Rating: 4 out of 5
EMMA Thompson shines in a Fargo-style thriller that combines high tension with brutal blood-letting and a surprising emotional kick.
Set in snowy Minnesota, the film finds Thompson playing a recently widowed good Samaritan, who happens upon a husband and wife pair of kidnappers (Marc Menchaca and Judy Greer), and the teenage girl (Laurel Marsden) they have taken prisoner and apparently intend to kill.
Summoning all of her resources, Thompson promises to save the girl, while attempting to keep one step ahead of the couple. But things don’t always go as planned and, as motivations become clear and loyalties divided, events take a bloody turn.
Brian Kirk’s film, from a script by screenwriters Nicholas Jacobson-Larson and Dalton Leeb, is a gritty, serious film in the Coens’ style that only occasionally allows room for dark comedy.
For underpinning it is tragedy. Thompson’s character is informed by grief - both past and present - and her journey to the point she finds herself at is retold via flashback, to scenes where she first met and fell in love with her husband, through shared loss and sorrow, to the point at which her husband also dies.
It makes the film’s denouement even more poignant - an act of selflessness that is beautifully, if hauntingly captured by Jones.
Thompson also brings great dignity and determination to her performance, recalling some of her most emotional performances while also getting to tap into something more physical and gritty (outdoing even her recent badass in Down Cemetery Road).
It’s another performance to savour from the British acting legend.
But she’s matched by Greer’s icily determined primary villain: whose own motivations are driven by a fierce survival instinct that makes her situations quite literally life or death. Caught in between these two female adversaries, meanwhile, is Menchaca’s somewhat hapless husband, who bears the brunt of the movie’s violence.
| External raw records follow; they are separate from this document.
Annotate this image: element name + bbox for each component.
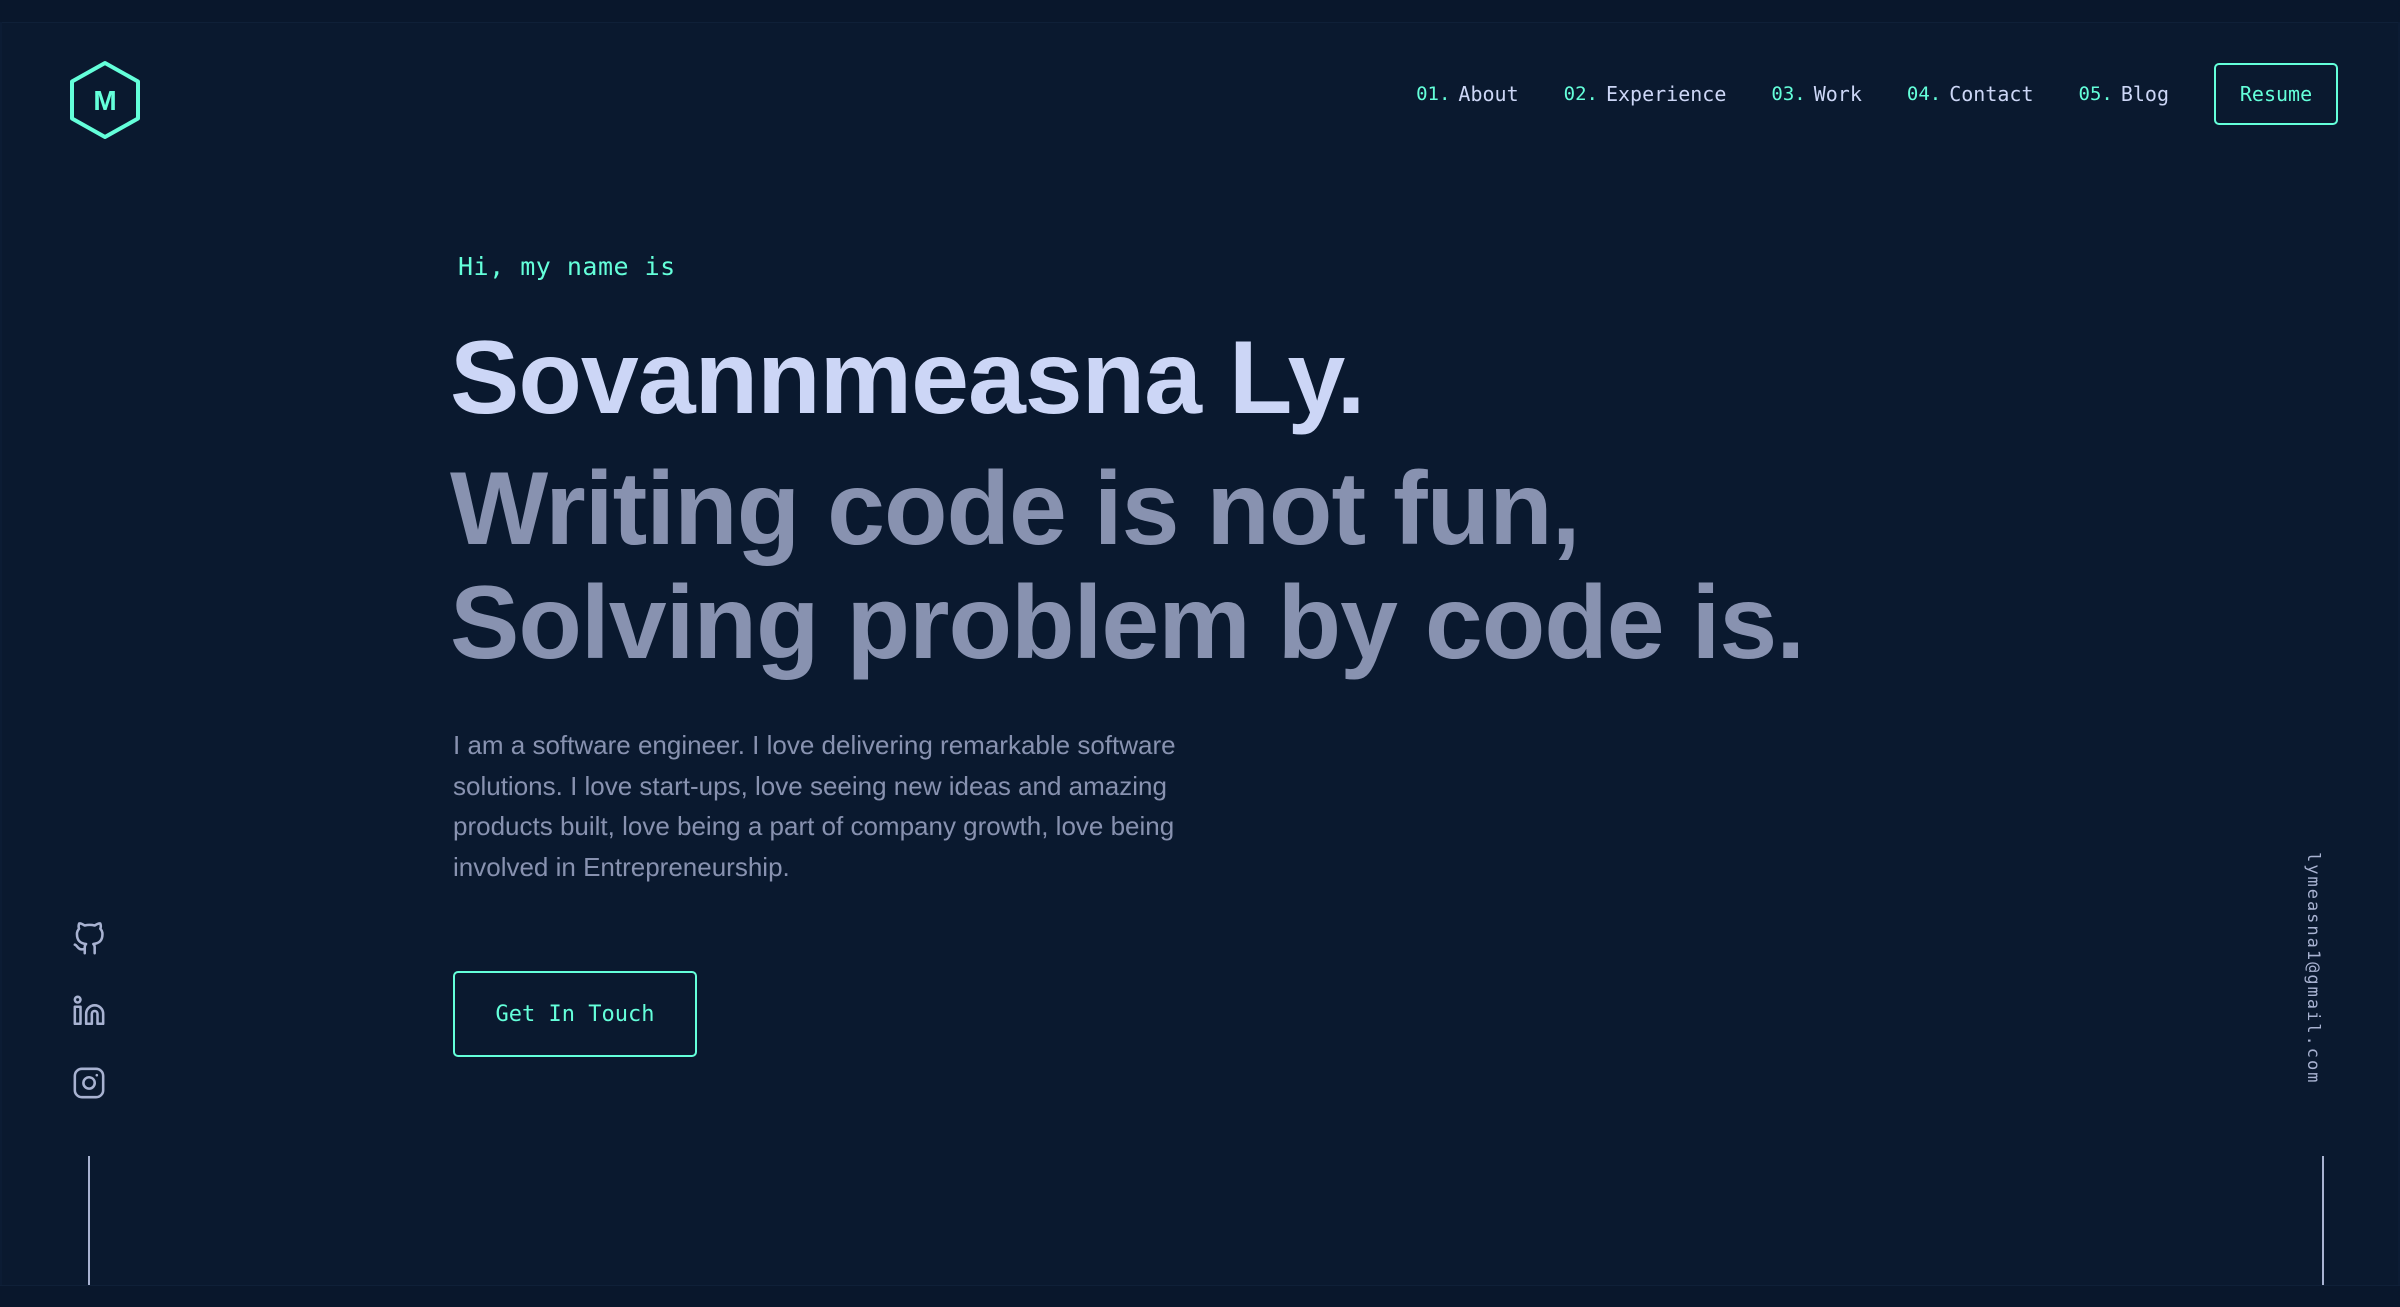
- main-nav: 01. About 02. Experience 03. Work 04. Co…: [1416, 63, 2338, 125]
- nav-item-label: Work: [1813, 82, 1862, 106]
- github-icon[interactable]: [72, 922, 106, 956]
- nav-item-work[interactable]: 03. Work: [1771, 63, 1862, 125]
- hero-description: I am a software engineer. I love deliver…: [453, 730, 1176, 882]
- nav-item-number: 03.: [1771, 83, 1806, 105]
- window-frame-left: [0, 22, 2, 1285]
- window-frame-bottom: [0, 1285, 2400, 1307]
- nav-item-contact[interactable]: 04. Contact: [1907, 63, 2034, 125]
- nav-item-number: 05.: [2078, 83, 2113, 105]
- nav-item-label: Contact: [1949, 82, 2034, 106]
- nav-item-experience[interactable]: 02. Experience: [1564, 63, 1727, 125]
- nav-item-blog[interactable]: 05. Blog: [2079, 63, 2170, 125]
- nav-item-about[interactable]: 01. About: [1416, 63, 1519, 125]
- hero-tagline-line1: Writing code is not fun,: [450, 451, 1581, 567]
- page: M 01. About 02. Experience 03. Work 04. …: [0, 0, 2400, 1307]
- email-link[interactable]: lymeasna1@gmail.com: [2303, 852, 2323, 1084]
- hero-name: Sovannmeasna Ly.: [450, 320, 1366, 436]
- instagram-icon[interactable]: [72, 1066, 106, 1100]
- nav-item-label: Experience: [1605, 82, 1727, 106]
- get-in-touch-button[interactable]: Get In Touch: [453, 971, 697, 1057]
- nav-item-label: Blog: [2120, 82, 2169, 106]
- social-links: [72, 922, 106, 1138]
- social-divider-line: [88, 1156, 90, 1285]
- resume-button[interactable]: Resume: [2214, 63, 2338, 125]
- email-divider-line: [2322, 1156, 2324, 1285]
- hexagon-logo-icon[interactable]: M: [68, 60, 142, 140]
- hero-tagline-line2: Solving problem by code is.: [450, 565, 1805, 681]
- hero-tagline: Writing code is not fun, Solving problem…: [450, 451, 1805, 681]
- linkedin-icon[interactable]: [72, 994, 106, 1028]
- nav-item-number: 04.: [1906, 83, 1942, 105]
- nav-item-number: 02.: [1563, 83, 1598, 105]
- nav-item-number: 01.: [1416, 83, 1451, 105]
- hero-greeting: Hi, my name is: [458, 252, 676, 281]
- nav-item-label: About: [1458, 82, 1519, 106]
- logo-letter: M: [93, 85, 116, 116]
- window-frame-top: [0, 0, 2400, 23]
Jones makes the most of the Minnesota settings to create a genuine sense of chill and danger, while also ensuring that the film maintains an always engrossing mix of tension and character development.
Without quite hitting the heights of the Coens’ masterpiece it is quite clearly inspired by, Dead of Winter still emerges as an eye-catching thriller in its own right; one that delivers on the required action while never losing sight of the complexity of emotions at play.